Materiaal: cursusblad, schrijfgerief, kaartjes rollen (bijlage 2)
Werkvorm en/of organisatie: Duowerk, klassikale presentatie, relatiecirkel
Tijd: - 30 minuten
Geef de leerlingen de opdracht om per twee een dialoogje uit te werken volgens de rol die ze toegewezen krijgen (bv. gemeentewerker, jongere die afval op straat gooit, milieuactivist, visser die plastiek opvist, …). Deze rol kunnen ze zelf kiezen ofwel een kaartje trekken waarop een rol staat. Vertel dat iedere leerling minstens vijf keer aan bod moet komen. Laat de leerlingen hun dialoog inoefenen wanneer ze klaar zijn. Daarna brengen alle leerlingen hun dialoog voor de klas. Vervolgens maak je samen met de leerlingen een relatiecirkel.
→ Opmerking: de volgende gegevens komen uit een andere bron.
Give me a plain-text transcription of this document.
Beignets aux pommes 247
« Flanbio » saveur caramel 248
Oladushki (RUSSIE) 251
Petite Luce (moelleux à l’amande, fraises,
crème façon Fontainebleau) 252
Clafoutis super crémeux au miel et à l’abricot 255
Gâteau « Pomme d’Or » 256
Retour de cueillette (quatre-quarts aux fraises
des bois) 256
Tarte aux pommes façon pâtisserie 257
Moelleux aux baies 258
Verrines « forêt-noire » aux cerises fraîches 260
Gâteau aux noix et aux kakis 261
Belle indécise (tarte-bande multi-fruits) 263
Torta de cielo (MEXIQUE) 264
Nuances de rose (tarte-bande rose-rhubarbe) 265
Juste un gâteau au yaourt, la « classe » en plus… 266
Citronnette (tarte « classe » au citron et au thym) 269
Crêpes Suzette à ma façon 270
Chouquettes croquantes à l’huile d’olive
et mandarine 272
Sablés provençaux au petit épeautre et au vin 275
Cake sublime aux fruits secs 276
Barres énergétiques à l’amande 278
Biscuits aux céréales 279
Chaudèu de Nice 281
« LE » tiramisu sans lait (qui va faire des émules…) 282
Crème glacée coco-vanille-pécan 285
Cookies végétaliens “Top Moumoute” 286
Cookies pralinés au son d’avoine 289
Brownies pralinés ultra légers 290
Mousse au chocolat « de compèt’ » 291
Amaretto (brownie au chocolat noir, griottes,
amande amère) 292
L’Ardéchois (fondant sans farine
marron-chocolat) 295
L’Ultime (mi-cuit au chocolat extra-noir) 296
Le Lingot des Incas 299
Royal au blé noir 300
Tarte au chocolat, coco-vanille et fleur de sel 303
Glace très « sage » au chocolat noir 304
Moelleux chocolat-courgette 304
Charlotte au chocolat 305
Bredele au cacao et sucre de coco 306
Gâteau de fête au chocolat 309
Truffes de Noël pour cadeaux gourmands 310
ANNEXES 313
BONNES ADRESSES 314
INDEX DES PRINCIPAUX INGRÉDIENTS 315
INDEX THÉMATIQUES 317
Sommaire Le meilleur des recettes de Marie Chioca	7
In deze cirkel staan alle rollen die de leerlingen gespeeld hebben. De mensen die met elkaar in contact (kunnen) treden, verbind je met een lijn. Ook mensen die elkaar beïnvloeden zonder rechtstreeks contact te hebben, mag je met elkaar verbinden. Mensen beïnvloeden elkaar immers ook onrechtstreeks: mensen gooien geen afval op de grond als er een politieagent staat omdat ze weten dat ze er een boete voor kunnen krijgen. Ze hebben geen contact maar toch beïnvloedt deze agent de mensen rondom hem.
Conclusie: Uit deze oefening kan je afleiden dat het moeilijk is om de zwerfvuilproblematiek op je eentje of met één oplossing aan te pakken. Boetes zijn bijvoorbeeld een deel van de oplossing, maar kunnen niet de enige oplossing zijn. Heel wat mensen en acties staan in relatie met elkaar en dat maakt het tot een complex gegeven. Daarom is het zwerfvuilbeleid in Vlaanderen ook gebaseerd op vijf pijlers. Tip: Je kan als variabelen voor de relatiecirkel ook de elementen uit het rollenspel die kunnen toenemen of afnemen gebruiken en zo de relatie oorzaak-gevolg zichtbaar maken: plastic in zee, zwerfvuil op straat, boetes, werkgelegenheid, frustratie, dierenleed, milieuschade,… Lesfase 2: Stellingenspel/testje Doel: De leerlingen verwoorden hun eigen mening. De leerlingen leren luisteren naar de mening van een ander.
Materiaal: pc, beamer, projectiescherm/witte muur, PowerPointpresentatie met stellingen, (rode en groene balpen/fluorstift/kaartje)
Werkvorm en/of organisatie: Klassikale bespreking, stellingenspel
Tijd: - 30 minuten
Toon de leerlingen de stelling en vraag hen om een keuze te maken: akkoord of niet akkoord. De leerlingen maken hun keuze duidelijk via de afgesproken methode (zie hieronder). Laat enkele leerlingen hun mening verduidelijken zodat er een gesprek/discussie ontstaat. Achtergrondinformatie bij de stellingen, vind je in bijlage 4. Akkoord
Niet akkoord
Groene balpen Groen kaartje Groene fluorstift Aan de linkerkant van het lokaal staan Rechtstaan …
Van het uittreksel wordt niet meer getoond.